Why does the Council prepare these Plans?

    The Council is required to prepare its plans in accordance with the Local Government Act, 1993. This legislation has recently changed and Blue Mountains City Council is implementing the new reforms.

    In essence, the Integrated Planning and Reporting reforms require all councils in NSW to adopt a strong sustainability focus with at least a 10-year strategic business planning framework relative to their Local Government Area and the activities of the council.

    As a result of the best practice strategic work already undertaken by Council staff on long term community planning and City visioning, long term financial planning, asset planning and human resource planning, Blue Mountains City Council is well placed to meet the reform requirements in the first group of Councils doing so.

    The Council provides numerous services to the community and long term planning will ensure the organisation is heading in the right direction - responding to the aspirations and needs of our community whilst addressing the financial and asset management challenges of service provision into the future.

    The Plans make transparent to the community, the services the Council provides, the resources required to provide these services and how these services contribute to the priorities of the community.

    What services does Blue Mountains City Council provide?

    Direct services to the community:

    • Burials and Ashes Placement
    • Child Care
    • Community Development
    • Community Safety
    • Cultural Development
    • Economic Development
    • Environmental Health and Regulatory Compliance
    • Environmental Management
    • Land Use Management
    • Library and Information
    • Sport and Recreation
    • Tourism
    • Town Centres
    • Traffic Management
    • Transport and Public Access (including Roads)
    • Water Resource Management
    • Waste Resource Management

    Corporate Services that support delivery of services to the community:

    • Asset Planning
    • Central Warehousing and Purchasing
    • City-wide Strategic Planning
    • Commercial Activities
    • Corporate Strategic Planning and Reporting
    • Customer Service
    • Financial Management
    • Fleet
    • Governance
    • Human Resource Management
    • Information Management
    • Operational Buildings, Facilities and Property

    What facilities and infrastructure does the Council own and manage?

    A key part of service delivery provided by Blue Mountains City Council is the provision, renewal and maintenance of several hundred million dollars worth of built facilities and infrastructure.

    The Council provides and manages the following built facilities and infrastructure:

    • Cemeteries (including fencing, pathways and garden beds)
    • Buildings for Child Care and Preschool
    • Caravan Parks, Residential Buildings, Commercial Buildings
    • Public Halls and Community Centres
    • Buildings for Rural Fire Service and Emergency Services, Fire Trails
    • Buildings for Cultural Development, Monuments, Public Art
    • Buildings for Libraries
    • Depots and Administration Buildings
    • Fitness and Aquatic Centres, parks (including public toilets and shelters), sportgrounds, playing courts, skate parks, walking track and lookouts
    • Visitor Information Centres
    • Street furniture, litter bins, community notice boards, garden beds, public toilets
    • Guardrails, signs, marked crossings, round-a-bouts, pedestrian refuges
    • Roads (sealed and unsealed), footpaths, bridges, carparks, bus shelters
    • Kerb & gutter, pipes, pits, open channels, stormwater quality improvement devices
    • Waste resource management facilities

    How much money does Council have to spend and where does it come from?

    In preparing its Plans, the Council develops detailed annual budgets that fund the provision of services for the coming financial year.

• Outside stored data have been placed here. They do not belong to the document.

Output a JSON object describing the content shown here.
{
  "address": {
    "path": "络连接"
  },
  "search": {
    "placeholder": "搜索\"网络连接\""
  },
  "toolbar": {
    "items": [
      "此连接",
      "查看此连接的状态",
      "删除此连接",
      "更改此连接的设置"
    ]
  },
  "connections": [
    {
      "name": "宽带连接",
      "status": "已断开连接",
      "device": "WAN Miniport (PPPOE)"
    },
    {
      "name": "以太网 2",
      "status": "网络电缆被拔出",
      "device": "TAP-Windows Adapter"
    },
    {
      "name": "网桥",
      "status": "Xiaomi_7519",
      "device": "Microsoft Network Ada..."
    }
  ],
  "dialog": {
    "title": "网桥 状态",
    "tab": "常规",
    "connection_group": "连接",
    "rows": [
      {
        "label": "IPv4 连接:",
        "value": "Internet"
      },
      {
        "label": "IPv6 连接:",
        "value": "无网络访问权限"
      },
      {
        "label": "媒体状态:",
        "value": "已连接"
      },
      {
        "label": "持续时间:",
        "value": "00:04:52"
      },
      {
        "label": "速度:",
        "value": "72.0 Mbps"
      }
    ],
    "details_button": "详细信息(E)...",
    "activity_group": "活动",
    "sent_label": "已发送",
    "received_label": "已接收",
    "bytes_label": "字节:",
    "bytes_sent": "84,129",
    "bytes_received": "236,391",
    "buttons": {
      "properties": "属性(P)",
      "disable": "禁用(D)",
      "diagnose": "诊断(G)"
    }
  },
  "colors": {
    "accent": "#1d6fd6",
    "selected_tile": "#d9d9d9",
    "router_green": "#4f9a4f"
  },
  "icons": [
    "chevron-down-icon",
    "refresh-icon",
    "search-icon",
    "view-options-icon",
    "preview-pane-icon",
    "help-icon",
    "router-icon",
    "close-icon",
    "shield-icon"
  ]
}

The Council is proposing a balanced budget for 2010-2011 with estimated revenue from ordinary activities of $81,153,778 or if the proposed special variation to rates is approved, estimated revenue from ordinary activities of $84,206,778.

    The sources of the Council's is as follows:

    • Rates and annual charges - 61%
    • User charges and fees - 17%
    • Interest - 2%
    • Other revenues - 6%
    • Grants and contributions provided for non-capital purposes - 14%

    How many people are employed by Council?

    The total number of "Equivalent Full Time" Employees at year end 2009 was 434.34.